The Scales model of a skyscraper being built is 4.2 ft tall When Is The skyscraper will be 525 meters tall what scales was used to make the model?

2 Answers



The scale used to make the model of height #4.2\ \text{feet}=1.28016\ m# of a skyscraper (a very tall building) of height #525\ m# is given as



#\approx 1:410#

Jul 28, 2018

#1:410# or possibly #1:400# (see explanation)


The scale is 4.2 feet to 525 metres. (#4.2#ft : #525#m)

Normally a scale is stated as a proportion (without units) so both measurements must be in the same units so that they cancel.

It is possible to do this in 2 ways, by converting 4.2 feet to metres, or by converting 525 m to feet. The final result will be the same in both cases.

Let's convert to metres.

1ft #= 0.3048#m

So the model is #4.2 * 0.3048 = 1.28016#m tall.

Scale is #1.28016 : 525#

This is not very useful, so lets divide by 1.28016 both sides to get 1 on the LHS (this does not change the proportion).

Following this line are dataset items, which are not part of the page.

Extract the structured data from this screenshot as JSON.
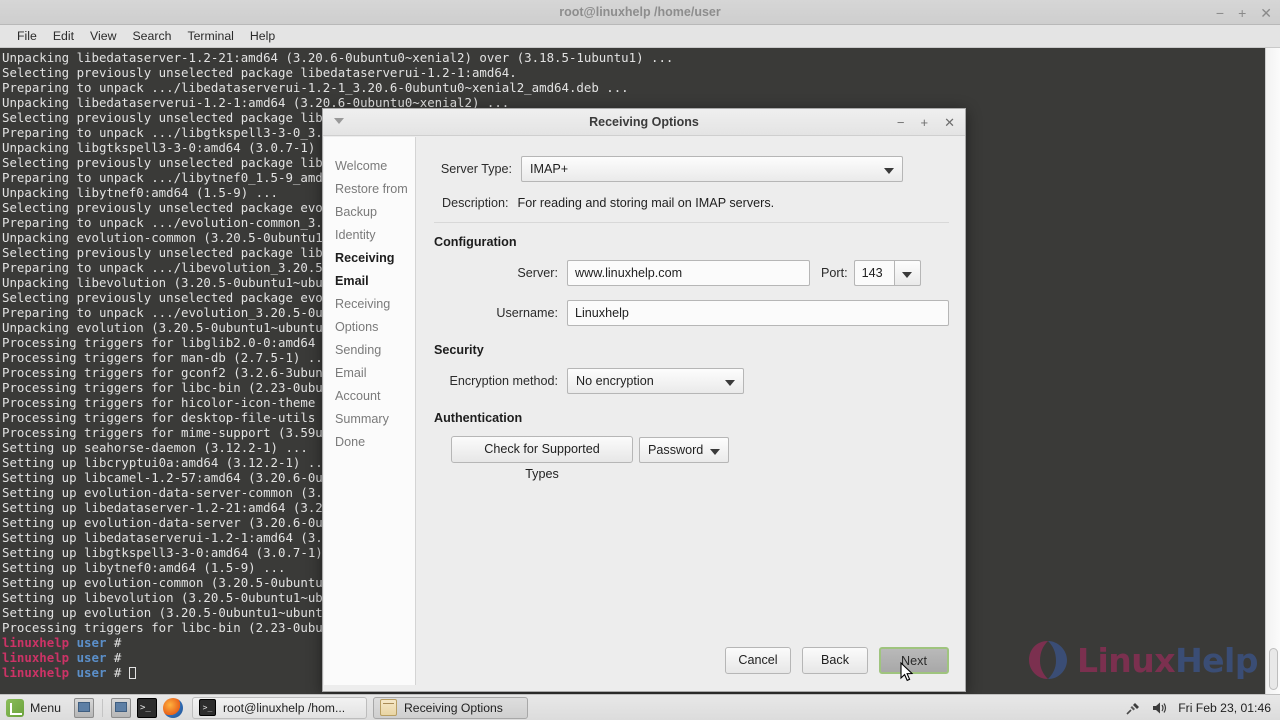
{
  "terminal": {
    "title": "root@linuxhelp /home/user",
    "menus": [
      "File",
      "Edit",
      "View",
      "Search",
      "Terminal",
      "Help"
    ],
    "window_buttons": {
      "minimize": "−",
      "maximize": "+",
      "close": "✕"
    },
    "lines": [
      "Unpacking libedataserver-1.2-21:amd64 (3.20.6-0ubuntu0~xenial2) over (3.18.5-1ubuntu1) ...",
      "Selecting previously unselected package libedataserverui-1.2-1:amd64.",
      "Preparing to unpack .../libedataserverui-1.2-1_3.20.6-0ubuntu0~xenial2_amd64.deb ...",
      "Unpacking libedataserverui-1.2-1:amd64 (3.20.6-0ubuntu0~xenial2) ...",
      "Selecting previously unselected package libgtkspell3-3-0:amd64.",
      "Preparing to unpack .../libgtkspell3-3-0_3.0.7-1_amd64.deb ...",
      "Unpacking libgtkspell3-3-0:amd64 (3.0.7-1) ...",
      "Selecting previously unselected package libytnef0:amd64.",
      "Preparing to unpack .../libytnef0_1.5-9_amd64.deb ...",
      "Unpacking libytnef0:amd64 (1.5-9) ...",
      "Selecting previously unselected package evolution-common.",
      "Preparing to unpack .../evolution-common_3.20.5-0ubuntu1~ubuntu16.04.1_all.deb ...",
      "Unpacking evolution-common (3.20.5-0ubuntu1~ubuntu16.04.1) ...",
      "Selecting previously unselected package libevolution.",
      "Preparing to unpack .../libevolution_3.20.5-0ubuntu1~ubuntu16.04.1_amd64.deb ...",
      "Unpacking libevolution (3.20.5-0ubuntu1~ubuntu16.04.1) ...",
      "Selecting previously unselected package evolution.",
      "Preparing to unpack .../evolution_3.20.5-0ubuntu1~ubuntu16.04.1_amd64.deb ...",
      "Unpacking evolution (3.20.5-0ubuntu1~ubuntu16.04.1) ...",
      "Processing triggers for libglib2.0-0:amd64 (2.48.2-0ubuntu1) ...",
      "Processing triggers for man-db (2.7.5-1) ...",
      "Processing triggers for gconf2 (3.2.6-3ubuntu6) ...",
      "Processing triggers for libc-bin (2.23-0ubuntu7) ...",
      "Processing triggers for hicolor-icon-theme (0.15-0ubuntu1) ...",
      "Processing triggers for desktop-file-utils (0.22-1ubuntu5) ...",
      "Processing triggers for mime-support (3.59ubuntu1) ...",
      "Setting up seahorse-daemon (3.12.2-1) ...",
      "Setting up libcryptui0a:amd64 (3.12.2-1) ...",
      "Setting up libcamel-1.2-57:amd64 (3.20.6-0ubuntu0~xenial2) ...",
      "Setting up evolution-data-server-common (3.20.6-0ubuntu0~xenial2) ...",
      "Setting up libedataserver-1.2-21:amd64 (3.20.6-0ubuntu0~xenial2) ...",
      "Setting up evolution-data-server (3.20.6-0ubuntu0~xenial2) ...",
      "Setting up libedataserverui-1.2-1:amd64 (3.20.6-0ubuntu0~xenial2) ...",
      "Setting up libgtkspell3-3-0:amd64 (3.0.7-1) ...",
      "Setting up libytnef0:amd64 (1.5-9) ...",
      "Setting up evolution-common (3.20.5-0ubuntu1~ubuntu16.04.1) ...",
      "Setting up libevolution (3.20.5-0ubuntu1~ubuntu16.04.1) ...",
      "Setting up evolution (3.20.5-0ubuntu1~ubuntu16.04.1) ...",
      "Processing triggers for libc-bin (2.23-0ubuntu7) ..."
    ],
    "prompt": {
      "host": "linuxhelp",
      "user": "user",
      "symbol": "#"
    },
    "prompt_count": 3
  },
  "watermark": {
    "part1": "Linux",
    "part2": "Help"
  },
  "dialog": {
    "title": "Receiving Options",
    "window_buttons": {
      "minimize": "−",
      "maximize": "+",
      "close": "✕"
    },
    "sidebar": {
      "items": [
        {
          "label": "Welcome",
          "active": false
        },
        {
          "label": "Restore from Backup",
          "active": false
        },
        {
          "label": "Identity",
          "active": false
        },
        {
          "label": "Receiving Email",
          "active": true
        },
        {
          "label": "Receiving Options",
          "active": false
        },
        {
          "label": "Sending Email",
          "active": false
        },
        {
          "label": "Account Summary",
          "active": false
        },
        {
          "label": "Done",
          "active": false
        }
      ]
    },
    "server_type": {
      "label": "Server Type:",
      "value": "IMAP+"
    },
    "description": {
      "label": "Description:",
      "value": "For reading and storing mail on IMAP servers."
    },
    "configuration": {
      "heading": "Configuration",
      "server_label": "Server:",
      "server_value": "www.linuxhelp.com",
      "port_label": "Port:",
      "port_value": "143",
      "username_label": "Username:",
      "username_value": "Linuxhelp"
    },
    "security": {
      "heading": "Security",
      "encryption_label": "Encryption method:",
      "encryption_value": "No encryption"
    },
    "authentication": {
      "heading": "Authentication",
      "check_button": "Check for Supported Types",
      "auth_type_value": "Password"
    },
    "footer": {
      "cancel": "Cancel",
      "back": "Back",
      "next": "Next"
    }
  },
  "taskbar": {
    "menu_label": "Menu",
    "launchers": [
      "show-desktop-icon",
      "terminal-icon",
      "firefox-icon"
    ],
    "tasks": [
      {
        "label": "root@linuxhelp /hom...",
        "icon": "terminal-icon",
        "active": false
      },
      {
        "label": "Receiving Options",
        "icon": "mail-icon",
        "active": true
      }
    ],
    "tray": {
      "clock": "Fri Feb 23, 01:46"
    }
  }
}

#1.28016/1.28016 : 525/1.28016 " gives " 1 : 410.10498687...#

Still doesn't look useful, and is way more precise than we can possibly measure the model to.

Most architectural models are made of cardboard or plastic foam, which is not normally cut to greater accuracy than about 1mm, which in this case is #0.001/1.28016 *100/1% ~~ 0.08% #.

If the model is made to simply give an idea of what the building will look like then it may be misleading to put a highly accurate scale on it.

It is much more useful to use integers, and it is not reasonable to use a scale which is more precise than can be built or measured, so let's round the answer.

#1:410# (or possibly even #1:400#) would be accurate enough in most cases. It gives a viewer an idea of how big the real thing would be.

If the model was made (and could be measured) accurately, then #1:410# would be a good choice.

Note: If the model is in fact a computer model then much higher accuracy would be appropriate, because the viewer can usually get very accurate dimensions from the model very easily.